Por Marcelo Henrique de Souza

No último dia 25 de agosto, Dia do Soldado, mas também aniversário de 57 anos da renúncia de Jânio Quadros à Presidência da República, lembrei-me de que, durante a primeira visita que fiz ao saudoso ex-presidente, em seu palacete, no majestoso bairro do Morumbi,  Zona Sul de São Paulo, no dia 24 de junho de 1990, um domingo, dia do fatídico jogo Brasil x Argentina (XIV Copa do Mundo, na Itália), enquanto assistíamos pela TV (uma imensa televisão Panasonic) à derrota do Brasil para os gringos argentinos, fiz incontáveis perguntas ao ex-presidente – sobre literatura e sobre política. Reservei para Jânio, então já fragilizado por dois derrames cerebrais (o terceiro ocorreria no final de julho daquele ano) uma pergunta crucial; dourando a pílula, balbuciei uma pergunta invertida:
– Dr. Jânio… na Presidência da República, era possível governar com um vice de outro partido, de outra coligação?
Evidentemente, se eu lhe perguntasse diretamente por que renunciou no dia 25 de agosto de 1961, uma sexta-feira, ele me expulsaria a trancos e barrancos…
Jânio, com o queixo apoiado sobre as mãos e estas, na bengala à sua frente, respondeu-me:
– Não. Foi aí que surgiram as divergências…

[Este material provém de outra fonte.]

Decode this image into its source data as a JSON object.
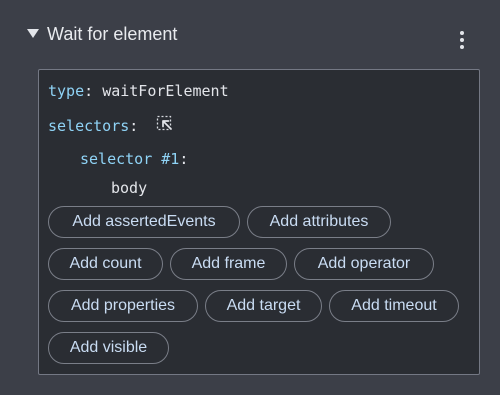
{
  "header": {
    "title": "Wait for element",
    "toggle_icon": "caret-down-icon",
    "menu_icon": "kebab-menu-icon"
  },
  "step": {
    "type_key": "type",
    "type_value": "waitForElement",
    "selectors_key": "selectors",
    "selector_picker_icon": "element-picker-icon",
    "selector1_key": "selector #1",
    "selector1_value": "body"
  },
  "colon": ":",
  "add_buttons": [
    "Add assertedEvents",
    "Add attributes",
    "Add count",
    "Add frame",
    "Add operator",
    "Add properties",
    "Add target",
    "Add timeout",
    "Add visible"
  ],
  "colors": {
    "background": "#3c3f48",
    "panel": "#2a2d33",
    "key": "#8fd3f6",
    "chip_text": "#c9dcf3",
    "chip_border": "#7a7e88"
  }
}
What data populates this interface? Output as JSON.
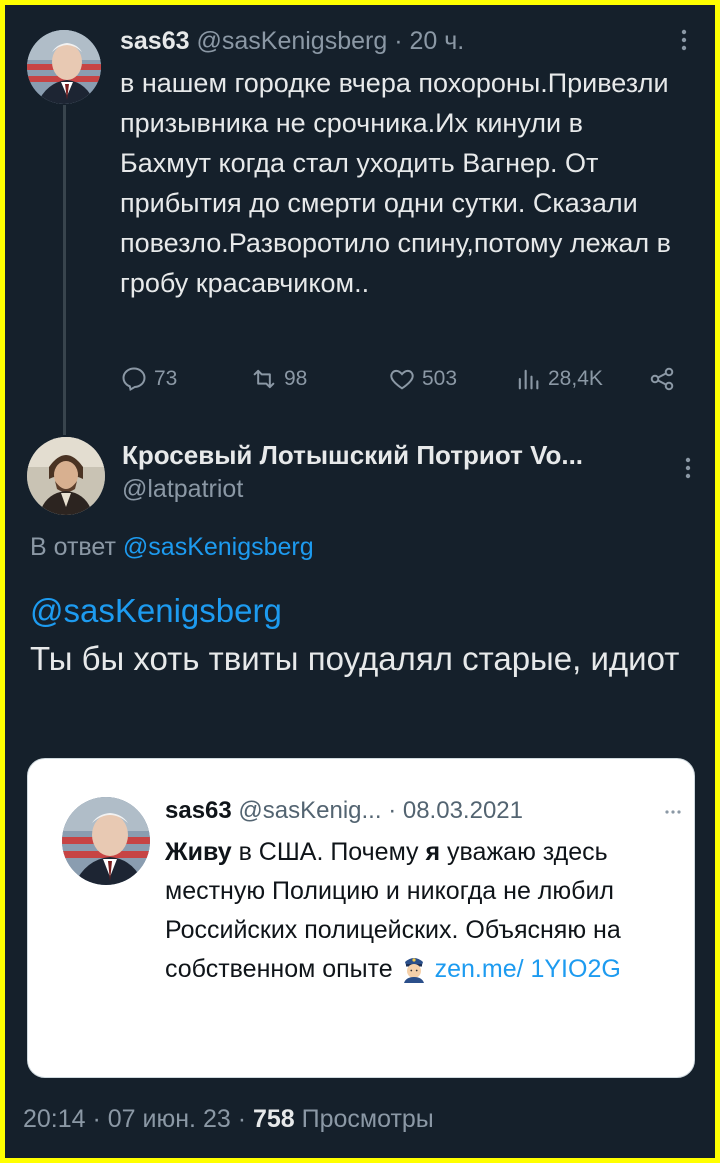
{
  "tweet": {
    "author_name": "sas63",
    "author_handle": "@sasKenigsberg",
    "time": "· 20 ч.",
    "text": "в нашем городке вчера похороны.Привезли призывника не срочника.Их кинули в Бахмут когда стал уходить Вагнер. От прибытия до смерти одни сутки. Сказали повезло.Разворотило спину,потому лежал в гробу красавчиком..",
    "stats": {
      "replies": "73",
      "retweets": "98",
      "likes": "503",
      "views": "28,4K"
    }
  },
  "reply": {
    "author_name": "Кросевый Лотышский Потриот Vo...",
    "author_handle": "@latpatriot",
    "reply_to_label": "В ответ",
    "reply_to_handle": "@sasKenigsberg",
    "mention": "@sasKenigsberg",
    "text": "Ты бы хоть твиты поудалял старые, идиот"
  },
  "quote": {
    "author_name": "sas63",
    "author_handle": "@sasKenig...",
    "date": "· 08.03.2021",
    "bold1": "Живу",
    "text1": " в США. Почему ",
    "bold2": "я",
    "text2": " уважаю здесь местную Полицию и никогда не любил Российских полицейских. Объясняю на собственном опыте ",
    "link": "zen.me/ 1YIO2G"
  },
  "footer": {
    "datetime": "20:14 · 07 июн. 23 · ",
    "views_count": "758",
    "views_label": " Просмотры"
  },
  "colors": {
    "frame_border": "#ffff00",
    "background": "#15202b",
    "link": "#1d9bf0",
    "muted": "#8b98a5"
  },
  "icons": [
    "reply-icon",
    "retweet-icon",
    "like-icon",
    "views-icon",
    "share-icon",
    "more-icon",
    "police-officer-emoji"
  ]
}
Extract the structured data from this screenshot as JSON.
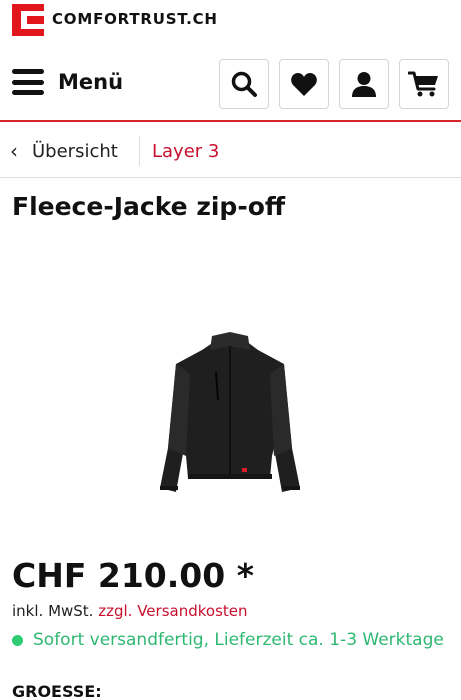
{
  "brand": {
    "name": "COMFORTRUST.CH",
    "color": "#e3161b"
  },
  "nav": {
    "menu_label": "Menü",
    "icons": [
      "search-icon",
      "heart-icon",
      "user-icon",
      "cart-icon"
    ]
  },
  "breadcrumb": {
    "back_label": "Übersicht",
    "current": "Layer 3"
  },
  "product": {
    "title": "Fleece-Jacke zip-off",
    "price": "CHF 210.00 *",
    "tax_prefix": "inkl. MwSt.",
    "shipping_link": "zzgl. Versandkosten",
    "availability": "Sofort versandfertig, Lieferzeit ca. 1-3 Werktage",
    "size_label": "GROESSE:"
  },
  "colors": {
    "accent": "#c8102e",
    "available": "#2eb872"
  }
}
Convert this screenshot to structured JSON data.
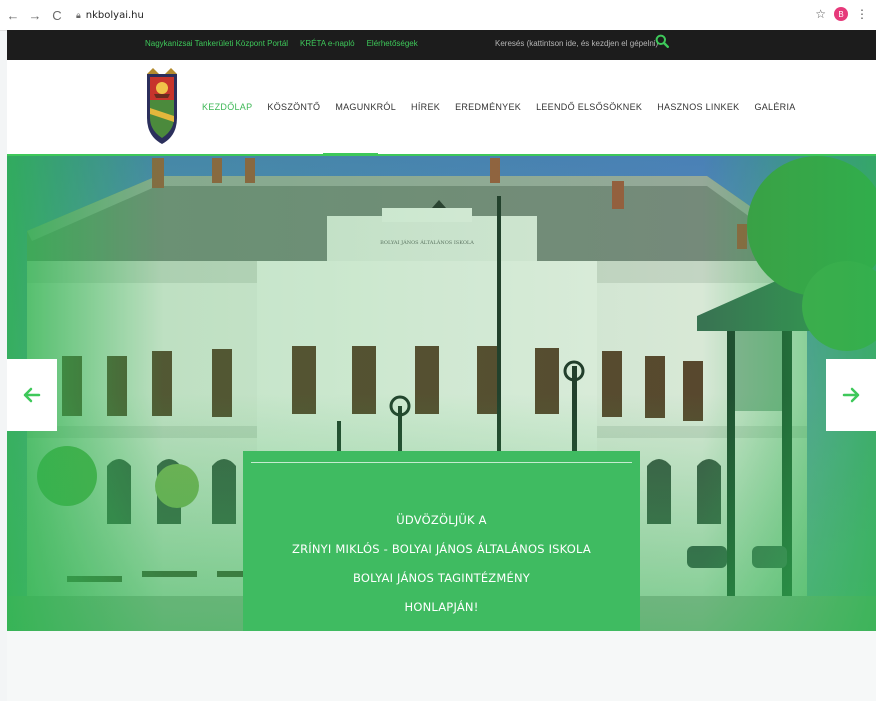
{
  "browser": {
    "url": "nkbolyai.hu",
    "profile_initial": "B"
  },
  "topbar": {
    "links": [
      "Nagykanizsai Tankerületi Központ Portál",
      "KRÉTA e-napló",
      "Elérhetőségek"
    ],
    "search_text": "Keresés (kattintson ide, és kezdjen el gépelni)"
  },
  "menu": {
    "items": [
      "KEZDŐLAP",
      "KÖSZÖNTŐ",
      "MAGUNKRÓL",
      "HÍREK",
      "EREDMÉNYEK",
      "LEENDŐ ELSŐSÖKNEK",
      "HASZNOS LINKEK",
      "GALÉRIA"
    ]
  },
  "hero": {
    "building_sign": "BOLYAI JÁNOS ÁLTALÁNOS ISKOLA",
    "caption_lines": [
      "ÜDVÖZÖLJÜK A",
      "ZRÍNYI MIKLÓS - BOLYAI JÁNOS ÁLTALÁNOS ISKOLA",
      "BOLYAI JÁNOS TAGINTÉZMÉNY",
      "HONLAPJÁN!"
    ]
  },
  "colors": {
    "accent": "#3ec85a",
    "caption_bg": "#3fbb61",
    "topbar_bg": "#1c1c1c"
  }
}
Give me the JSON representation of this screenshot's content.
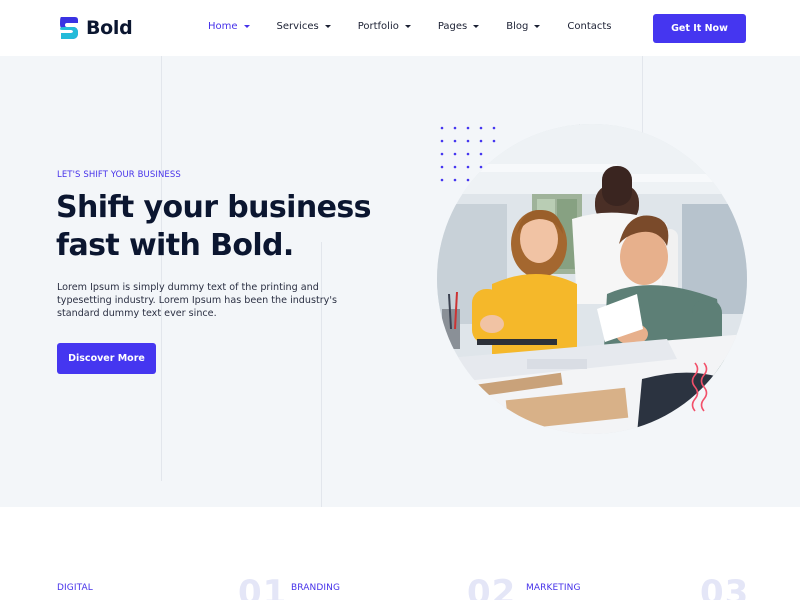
{
  "brand": {
    "name": "Bold",
    "logo_colors": [
      "#3a32e3",
      "#23c3d8"
    ]
  },
  "nav": {
    "items": [
      {
        "label": "Home",
        "has_dropdown": true,
        "active": true
      },
      {
        "label": "Services",
        "has_dropdown": true,
        "active": false
      },
      {
        "label": "Portfolio",
        "has_dropdown": true,
        "active": false
      },
      {
        "label": "Pages",
        "has_dropdown": true,
        "active": false
      },
      {
        "label": "Blog",
        "has_dropdown": true,
        "active": false
      },
      {
        "label": "Contacts",
        "has_dropdown": false,
        "active": false
      }
    ],
    "cta_label": "Get It Now"
  },
  "hero": {
    "eyebrow": "LET'S SHIFT YOUR BUSINESS",
    "headline_line1": "Shift your business",
    "headline_line2": "fast with Bold.",
    "description": "Lorem Ipsum is simply dummy text of the printing and typesetting industry. Lorem Ipsum has been the industry's standard dummy text ever since.",
    "button_label": "Discover More",
    "image_alt": "team-photo-icon"
  },
  "features": [
    {
      "label": "DIGITAL",
      "number": "01"
    },
    {
      "label": "BRANDING",
      "number": "02"
    },
    {
      "label": "MARKETING",
      "number": "03"
    }
  ],
  "colors": {
    "accent": "#4536f0",
    "hero_bg": "#f3f6f9",
    "heading": "#0b1630",
    "squiggle": "#f2506a"
  }
}
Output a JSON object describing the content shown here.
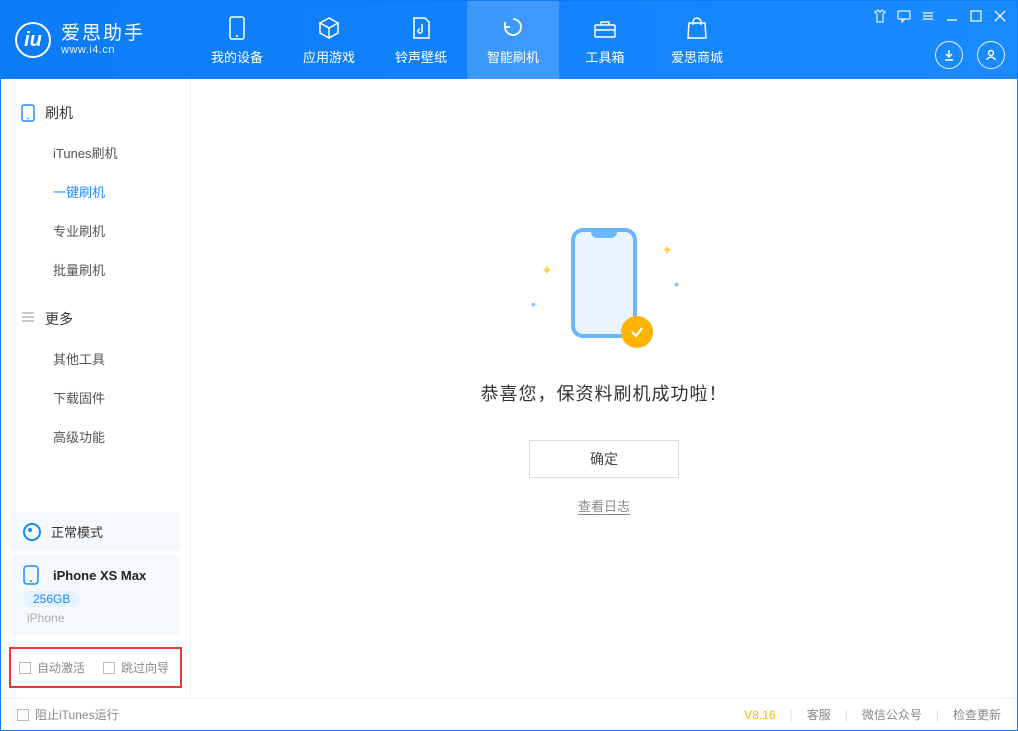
{
  "brand": {
    "name": "爱思助手",
    "url": "www.i4.cn"
  },
  "nav": {
    "device": "我的设备",
    "apps": "应用游戏",
    "ring": "铃声壁纸",
    "flash": "智能刷机",
    "tools": "工具箱",
    "store": "爱思商城"
  },
  "sidebar": {
    "group_flash": "刷机",
    "items_flash": {
      "itunes": "iTunes刷机",
      "oneclick": "一键刷机",
      "pro": "专业刷机",
      "batch": "批量刷机"
    },
    "group_more": "更多",
    "items_more": {
      "other": "其他工具",
      "firmware": "下载固件",
      "adv": "高级功能"
    }
  },
  "mode": {
    "label": "正常模式"
  },
  "device": {
    "name": "iPhone XS Max",
    "capacity": "256GB",
    "type": "iPhone"
  },
  "options": {
    "auto_activate": "自动激活",
    "skip_guide": "跳过向导"
  },
  "main": {
    "success_msg": "恭喜您，保资料刷机成功啦！",
    "ok": "确定",
    "view_log": "查看日志"
  },
  "status": {
    "block_itunes": "阻止iTunes运行",
    "version": "V8.16",
    "support": "客服",
    "wechat": "微信公众号",
    "update": "检查更新"
  }
}
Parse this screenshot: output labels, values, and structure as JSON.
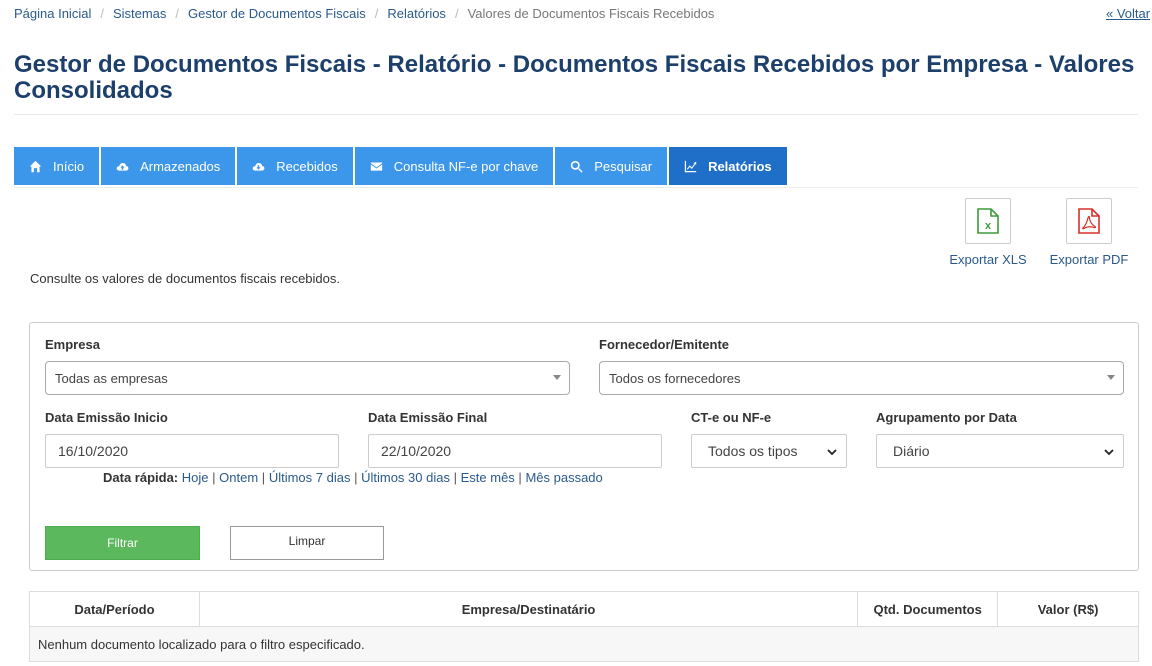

E, por segundos, emudeceu, fingindo estar atento ao jogo. Continuou:
– Renunciei, como o senhor sabe, como registra a História, por causa daquele cafajeste do “Jango” e sua laia. Fui pressionado à renúncia… e renunciei.
Novo silêncio.
– Não quis rasgar a Constituição e dissolver o Congresso. Se eu permanecesse, meu amigo, nesse oceano de corruptos, mentirosos ou radicais ignorantes, seria deposto ou morto.
E, emocionado, Jânio concluiu:
– Não nasci presidente, mas nasci livre… livre, meu amigo!
Essa é a versão que o próprio Jânio me deu, nesse nosso primeiro encontro, na conversa presenciada apenas pelo amigo Dedes Rossi Casagrande (hoje, advogado em Jundiaí) e por dona Eloá. Interessante que, na essência, as palavras de Jânio coincidem, no que diz respeito ao “Jango” (o ex-presidente João Goulart, que era vice de Jânio), com uma declaração que o ex-presidente fez à revista “Status” em novembro de 1978: “Governar, então, no regime que me elegeu, dando-me, na Vice-presidência, ao mesmo tempo, um adversário que era inimigo, era jogar nos dados a honra da República e de seus filhos”.
Com relação à sua declaração a mim, enquanto assistíamos ao jogo, sobre o Congresso e a Constituição, o mesmo Jânio, no passado, assim se manifestara: “Por alguns segundos, pensei em fechar o Congresso. E ter-me-iam bastado um cabo e dois soldados” (entrevista à Revista Afinal, em agosto de 1985). Antes, ainda durante o Governo Geisel, Jânio assim se manifestara com relação ao Congresso Nacional: “Podia tê-lo fechado. Talvez devesse tê-lo fechado. Não me faltavam os recursos da força. Deixei de o fazer porque jurara à Constituição, e não me sentia autorizado ao passo.”.
Mais adiante, examinando com maior vagar o que Jânio me disse, como num desabafo, sobre não haver nascido presidente, mas livre, verifiquei que o ex-presidente já havia se manifestado antes sobre essa falta de liberdade: “Como podia governar com o embaixador norte-americano ameaçando-me em meu gabinete, pedindo uma brigada para invadir Cuba?” (em palestra a 1.300 estudantes da Universidade Mackenzie, em agosto de 1980).
Encerro por aqui esta reminiscência (doido e doído de saudade!).
Grande Jânio! Tive a honra de conhecer (e de visitar por diversas vezes) certamente o maior dos zeladores das nossas riquezas vocabulares, o ourives que recenou as alfaias, as baixelas do nosso falar, bordando períodos unidos como tramas de seda de Macau; fez da Língua Portuguesa, incomparável pela formosura, um prodígio de expressão. Jânio – Prometeu! A luz no caos!